Precisava fazer algo urgente, algo que revertesse àquela situação. Já que o Sr. Robson estava disposto a me irritar por muito tempo, decidi que eu o usaria para terminar meu trabalho, então peguei meu material, caderno e lápis, e fui para a sala. Olhei para minha mãe com uma cara de poucos amigos, ela não entendeu muito meu emburramento, mas continuou olhando pro televisor em silêncio. Quando derrepente, considerando minha paixão pelo Corinthians ela disse: - Olha lá...a Gaviões está em primeiro! E eu na minha profunda rabugice respondi: - Tomara que eles percam.


Claro que eu não desejaria isso para a escola que homenageia o meu querido timão no ano de seu centenário, mas o fato é que não pude conter minha indignação por ter que assistir aquela chatice recorrente anualmente. Bem, voltei ao meu objetivo, tirar proveito daquela adversidade. Lembrei-me de um bocado de frases, daquelas que lemos nas folhinhas de budismo, de auto-ajuda e até de pacote de bolachas... Esses dias vi uma frase de auto-ajuda num pacote de tabacos do Mato-grosso.


NOTA DEZZZZZZ!


Minha nossa esse cara parece uma vitrola arranhada!

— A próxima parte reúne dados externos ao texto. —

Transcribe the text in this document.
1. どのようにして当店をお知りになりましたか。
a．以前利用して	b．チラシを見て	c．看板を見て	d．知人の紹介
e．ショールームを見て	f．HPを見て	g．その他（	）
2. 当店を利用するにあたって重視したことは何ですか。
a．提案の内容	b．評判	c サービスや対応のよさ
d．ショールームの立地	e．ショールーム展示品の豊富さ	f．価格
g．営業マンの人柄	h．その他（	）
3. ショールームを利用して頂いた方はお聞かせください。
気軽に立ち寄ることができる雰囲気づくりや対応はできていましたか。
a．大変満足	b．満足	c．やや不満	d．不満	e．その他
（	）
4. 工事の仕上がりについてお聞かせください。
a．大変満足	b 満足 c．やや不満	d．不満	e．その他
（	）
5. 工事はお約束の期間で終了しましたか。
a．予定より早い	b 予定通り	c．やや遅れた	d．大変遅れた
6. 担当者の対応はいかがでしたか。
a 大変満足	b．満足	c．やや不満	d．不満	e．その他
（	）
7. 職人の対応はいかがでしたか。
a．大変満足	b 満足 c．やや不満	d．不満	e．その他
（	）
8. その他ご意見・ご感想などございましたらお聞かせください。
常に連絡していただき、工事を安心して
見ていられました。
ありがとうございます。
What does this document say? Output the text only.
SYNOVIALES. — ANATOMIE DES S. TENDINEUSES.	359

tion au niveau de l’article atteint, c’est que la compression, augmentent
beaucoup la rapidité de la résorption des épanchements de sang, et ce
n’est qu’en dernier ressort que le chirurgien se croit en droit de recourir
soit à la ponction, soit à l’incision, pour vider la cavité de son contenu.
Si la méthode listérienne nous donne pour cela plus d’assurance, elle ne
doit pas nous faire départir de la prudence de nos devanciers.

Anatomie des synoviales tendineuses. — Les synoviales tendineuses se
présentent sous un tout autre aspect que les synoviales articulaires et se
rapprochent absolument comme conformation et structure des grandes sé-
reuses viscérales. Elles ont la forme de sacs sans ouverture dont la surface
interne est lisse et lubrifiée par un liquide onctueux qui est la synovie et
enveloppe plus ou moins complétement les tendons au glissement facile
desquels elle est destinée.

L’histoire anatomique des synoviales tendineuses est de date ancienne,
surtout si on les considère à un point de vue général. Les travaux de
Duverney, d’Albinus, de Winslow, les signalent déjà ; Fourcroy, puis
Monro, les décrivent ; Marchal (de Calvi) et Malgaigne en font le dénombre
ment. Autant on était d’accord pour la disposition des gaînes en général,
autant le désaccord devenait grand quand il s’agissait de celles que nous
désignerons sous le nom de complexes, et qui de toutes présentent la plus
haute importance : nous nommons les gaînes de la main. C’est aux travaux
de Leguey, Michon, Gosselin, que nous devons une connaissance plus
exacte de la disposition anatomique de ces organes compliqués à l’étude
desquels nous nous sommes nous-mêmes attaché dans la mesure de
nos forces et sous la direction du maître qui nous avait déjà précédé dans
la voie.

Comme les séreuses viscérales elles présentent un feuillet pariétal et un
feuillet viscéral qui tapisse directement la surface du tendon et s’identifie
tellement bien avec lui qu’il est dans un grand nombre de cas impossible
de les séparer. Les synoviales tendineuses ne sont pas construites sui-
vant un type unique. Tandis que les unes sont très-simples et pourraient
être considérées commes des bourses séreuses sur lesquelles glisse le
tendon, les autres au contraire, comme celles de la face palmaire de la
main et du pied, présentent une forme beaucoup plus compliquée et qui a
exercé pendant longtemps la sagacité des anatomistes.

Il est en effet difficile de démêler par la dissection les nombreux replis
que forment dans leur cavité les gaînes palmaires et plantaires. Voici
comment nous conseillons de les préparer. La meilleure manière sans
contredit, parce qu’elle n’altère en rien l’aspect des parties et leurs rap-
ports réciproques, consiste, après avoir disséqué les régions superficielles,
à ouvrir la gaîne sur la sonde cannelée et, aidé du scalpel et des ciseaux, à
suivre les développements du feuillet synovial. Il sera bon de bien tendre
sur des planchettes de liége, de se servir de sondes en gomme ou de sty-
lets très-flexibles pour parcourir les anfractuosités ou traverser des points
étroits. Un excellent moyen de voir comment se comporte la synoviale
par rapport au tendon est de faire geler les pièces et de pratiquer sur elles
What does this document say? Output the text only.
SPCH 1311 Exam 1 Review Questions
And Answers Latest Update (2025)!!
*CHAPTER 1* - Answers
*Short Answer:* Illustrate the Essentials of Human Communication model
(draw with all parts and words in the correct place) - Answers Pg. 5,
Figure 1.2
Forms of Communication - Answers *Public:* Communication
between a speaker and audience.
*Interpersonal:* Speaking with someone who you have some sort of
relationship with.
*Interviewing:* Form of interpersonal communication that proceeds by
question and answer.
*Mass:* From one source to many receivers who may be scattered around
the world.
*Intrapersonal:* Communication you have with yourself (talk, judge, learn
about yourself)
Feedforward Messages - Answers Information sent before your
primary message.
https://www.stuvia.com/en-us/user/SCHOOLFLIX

A ultima nota fora para o quesito “Comissão de Frente”, eu acabará de chegar e não poderia ter sido recepcionado de uma maneira pior. A televisão havia dito que “Bateria”, “alegoria e adereços” já haviam sido pontuados. Meu artigo precisava de mais energia, muita bateria, pra organizar os adereços e as alegorias. Muito bem, o próximo quesito veio a calhar- “Conjunto”- comecei a organizar minhas ideias de forma a ordená-las de acordo com o objetivo proposto na minha introdução. Até parecia óbvio esta atitude, mas confesso que até aquele momento não me parecia tão clara e evidente. O Sr. Robson havia me dado a primeira ajuda. Próxima NOTA DEZZZ para o quesito “Enredo”. Maravilha, agora com tudo organizado começava a formatar minha dissertação dentro de um enredo expositivo que reunia as ideias e as teorias dando corpo ao emaranhado de palavras que até então estavam desconexas. O passo seguinte era inevitável: - “Evolução”. Meu trabalho fluiu como não havia fluído nos outros feriados, e nem nos dias que antecederam aquela data mágica. Nem me lembro qual foi a escola que ganhou DEZ em evolução, mas o meu trabalho estava expandindo....evoluindo.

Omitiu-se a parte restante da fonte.